There has never been a shortage of memorable events in the sports world. Remember when Villanova upset Georgetown in the 1985 NCAA championship? And who could forget the massive brawl between the Yankees and the Red Sox during Game 3 of the 2003 ALCS when, miraculously, not a single person was ejected? Still, nothing quite compares to the 1977 NBA draft.
Not exactly fit for a king
In the seventh round of the draft, the Kansas City Kings used its 139th pick to select Bruce Jenner, now known as Caitlyn Jenner. At the time, Jenner had just won the gold medal in the men’s decathlon at the 1976 Summer Olympics. Although there have been several Olympians who won far more medals than Jenner, he was being touted then as the “The World’s Greatest Athlete.” He excelled in multiple sports and had beaten his previous personal best in seven of 10 decathlon events during the Olympic Games, plus set a world record for points.
While there’s no question that Jenner was an elite athlete, he hadn’t played basketball since high school. He was also at the top of his game, literally, in the decathlon world, so he politely declined to play with the Kings.
Jenner wasn’t the first surprising draft pick in 1977. Just two picks before, the New Orleans Jazz drafted Lusia Harris, a 6-foot-3 woman from Delta State University. Harris declined to formally try out for the Jazz and it was later revealed that she was pregnant at the time, which would have disqualified her from attending training camp regardless.
Although she never played in the NBA, Harris did play in the Women’s Professional Basketball League. She also became the first woman in history to be inducted into the Naismith Memorial Basketball Hall of Fame in 1992. Seven years later in 1999, she was also one of the first women to be inducted into the Women’s Basketball Hall of Fame.
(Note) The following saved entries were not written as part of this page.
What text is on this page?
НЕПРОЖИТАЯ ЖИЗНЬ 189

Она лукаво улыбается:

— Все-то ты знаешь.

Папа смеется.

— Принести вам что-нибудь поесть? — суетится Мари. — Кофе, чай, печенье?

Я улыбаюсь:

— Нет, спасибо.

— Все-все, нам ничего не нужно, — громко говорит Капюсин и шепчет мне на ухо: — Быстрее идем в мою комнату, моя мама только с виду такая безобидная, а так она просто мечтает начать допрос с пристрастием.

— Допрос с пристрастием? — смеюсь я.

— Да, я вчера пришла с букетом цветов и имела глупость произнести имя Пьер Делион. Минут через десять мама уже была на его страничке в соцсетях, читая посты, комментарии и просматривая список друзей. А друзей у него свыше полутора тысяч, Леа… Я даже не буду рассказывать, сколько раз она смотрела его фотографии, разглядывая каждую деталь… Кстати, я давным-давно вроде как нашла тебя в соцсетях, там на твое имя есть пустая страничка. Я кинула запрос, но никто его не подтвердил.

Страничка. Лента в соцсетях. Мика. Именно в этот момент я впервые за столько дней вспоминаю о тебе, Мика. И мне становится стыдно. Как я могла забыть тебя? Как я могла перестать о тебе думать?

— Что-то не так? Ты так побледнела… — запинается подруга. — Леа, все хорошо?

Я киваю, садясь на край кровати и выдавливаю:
Despite her accolades, Harris was actually not the first woman to have ever been drafted in the NBA. In 1969, the San Francisco Warriors selected Denise Long in the 13th round. The NBA voided the pick, so Harris is still the first woman to have been officially selected in the NBA.
The 1977 NBA draft or a circus?
The NBA draft is a notoriously well-oiled machine, but that wasn’t always the case. In 1977, the draft was capped at 10 rounds. Prior to that, there was no limit. Teams could, and sometimes did, continue drafting players until they grew tired of it. The 1960 draft went on for 21 rounds and the 1984 draft — when Michael Jordan, Charles Barkley, Hakeem Olajuwon, and John Stockton were all drafted — saw 228 players selected.
It was widely accepted that players selected after the second or third rounds never played a single game in the NBA, so teams often got creative with their later picks. That was the case in 1977 when the Boston Celtics drafted a water boy and the Los Angeles Lakers attempted to draft Scooby-Doo and a wooden chair. Think about that: Those were three draft picks by two of the most storied basketball teams in history.
Two will do
Today, the NBA draft has just two rounds. It was cut from 10 to three in 1988, and then down to two just a year later. The NBA conducts its drafts in a unique way, using a lottery system. Every May, the televised draft lottery takes place and the actual draft follows in June.
The 14 teams that did not make the playoffs get to select their picks before the 16 teams that did. Ping pong balls are used to determine who drafts first. This abbreviated draft style makes it one of the most exciting to watch in the sports world, attracting millions of viewers every year.